第50話「静かなる目覚めの刻」
軋む音を立てて開かれた石扉の奥――そこは、まるで祭壇のような空間だった。
霧の気配は薄れ、代わりに、張り詰めた静寂が支配している。
天井は高く、壁際には古びた魔導装置らしき柱が等間隔に立ち並んでいた。その中心にぽつりと浮かぶ、黒い結晶の塊。
「……あれは」
かつて訪れたときには、こんなものはなかった。
結晶は心臓のように脈動している。赤黒い光がゆっくりと明滅し、周囲に淡い魔素を散らしていた。
ルークは剣を握ったまま、警戒を解かずに一歩、また一歩と近づいていく。
祭壇と思しき円形の床面には、かすかに刻まれた魔法陣の痕跡がある。それはすでに機能を失っているように見えたが――
――次の瞬間、黒い核が光を放った。
「……っ!?」
咄嗟に身を引こうとした刹那、床全体が赤く輝く。
陣が――展開された。
脚元に奔る光がルークを飲み込み、空間が歪む感覚が全身を襲う。
「しまっ……!」
叫びも、逃げようとした足も、間に合わなかった。
ルークの身体は光に包まれ、視界が反転する。
◆
重い空気とともに、視界が戻る。
ルークは、荒い息を吐きながら身を起こした。
全身が妙に重かった。足元はぐらつき、感覚がうまく戻らない。
(転送の反動か……)
意識は覚醒しているが、魔力の流れが不安定だ。体内でうねるような違和感があり、一時的に術式制御が難しくなっている。
周囲を警戒しつつ、地に手をついて立ち上がると、眼前に広がる空間の異様さがようやくはっきりと輪郭を持ち始めた。
天井は低く、洞窟のような岩肌がむき出しになっている。壁には松明が灯されており、その揺れる炎が、地面に描かれた不気味な陣を照らしていた。
(……儀式魔法か?)
そう考えるより早く、鼻腔に錆びた匂いが入り込んでくる。血の匂いだった。
地面に直接描かれたそれは、乾いた赤黒い線で構成されている。血によるもの――それも、かなり濃く、濃密な魔素を帯びている。

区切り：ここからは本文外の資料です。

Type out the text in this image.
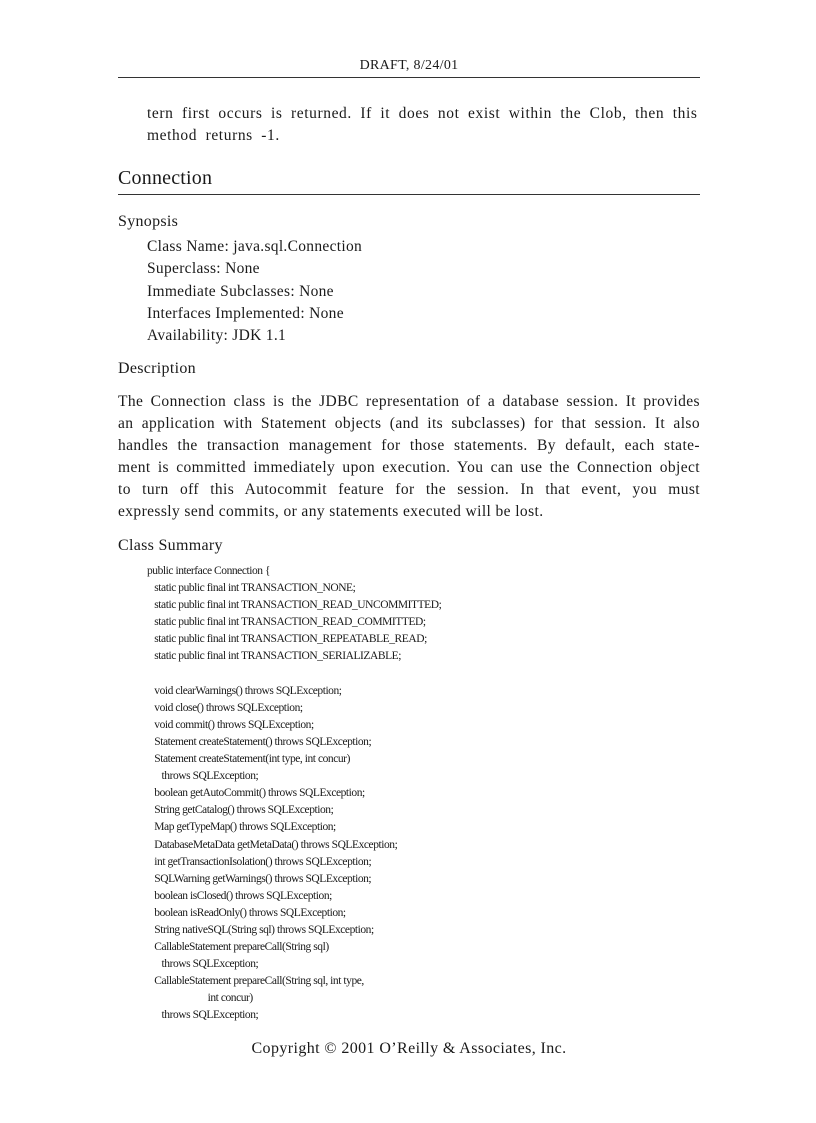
DRAFT, 8/24/01
tern first occurs is returned. If it does not exist within the Clob, then this
method returns -1.
Connection
Synopsis
Class Name: java.sql.Connection
Superclass: None
Immediate Subclasses: None
Interfaces Implemented: None
Availability: JDK 1.1
Description
The Connection class is the JDBC representation of a database session. It provides
an application with Statement objects (and its subclasses) for that session. It also
handles the transaction management for those statements. By default, each state-
ment is committed immediately upon execution. You can use the Connection object
to turn off this Autocommit feature for the session. In that event, you must
expressly send commits, or any statements executed will be lost.
Class Summary
public interface Connection {
static public final int TRANSACTION_NONE;
static public final int TRANSACTION_READ_UNCOMMITTED;
static public final int TRANSACTION_READ_COMMITTED;
static public final int TRANSACTION_REPEATABLE_READ;
static public final int TRANSACTION_SERIALIZABLE;
void clearWarnings() throws SQLException;
void close() throws SQLException;
void commit() throws SQLException;
Statement createStatement() throws SQLException;
Statement createStatement(int type, int concur)
throws SQLException;
boolean getAutoCommit() throws SQLException;
String getCatalog() throws SQLException;
Map getTypeMap() throws SQLException;
DatabaseMetaData getMetaData() throws SQLException;
int getTransactionIsolation() throws SQLException;
SQLWarning getWarnings() throws SQLException;
boolean isClosed() throws SQLException;
boolean isReadOnly() throws SQLException;
String nativeSQL(String sql) throws SQLException;
CallableStatement prepareCall(String sql)
throws SQLException;
CallableStatement prepareCall(String sql, int type,
int concur)
throws SQLException;
Copyright © 2001 O’Reilly & Associates, Inc.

陣の外縁には、崩れかけた封印文字がいくつも刻まれていた。古代語の流れを汲んだ構造……だが、そのほとんどが読めないほど風化している。けれど、残された痕跡からでも察せた。これは“縛る”ための陣だ。
視線を動かす。奥に、何かがいる。
岩壁から伸びた魔力の鎖に、ひとりの“女性”が拘束されていた。
その姿はあまりに異様で、あまりに美しかった。
透けるように白い肌。背中まで流れる銀白の髪。
身体はくったりと項垂れていたが、揺れる松明の火に照らされたその肉体は、見る者の目を奪うほど豊満で、艶やかだった。
衣服は破れ、かろうじて覆っていた布も、今やほとんど役目を果たしていない。
大きく張った胸元が、魔力の鎖に押しつけられ、艶やかに隆起している。かすかに上下する呼吸が、彼女がまだ“生きている”ことを告げていた。
腰からは、九本の尾――淡く紫がかった毛並みのそれが、静かに揺れている。
魔力の鎖は、ただ拘束するためだけに存在しているのではない。彼女の魔力そのものを“押さえ込む”ための装置の一部だと、ルークの直感が告げていた。
(……こんなものを作る技術、いったい誰が)
それほどの封印が必要とされる存在。
魔性のごとき妖艶さと、神秘的な威圧感が同居していた。
その場にいるだけで、魔力がざわつく。強者と対峙した時とはまた違う、抗いがたい吸引力。
美しい。だが、それ以上に――危険だ。
思わず、ルークの喉が鳴る。
「……九尾……?」
呟いた言葉に答えるように。
ふ、と。
その女性が――眼を開けた。
揺れる松明の火を映し込んだ、金色の瞳が、まっすぐにルークを捉える。
感情の読み取れない、無機質な光。
その眼差しが、言葉もなく、すべてを貫いてくる。
まるで問いかけるように。あるいは、すでに知っていたかのように。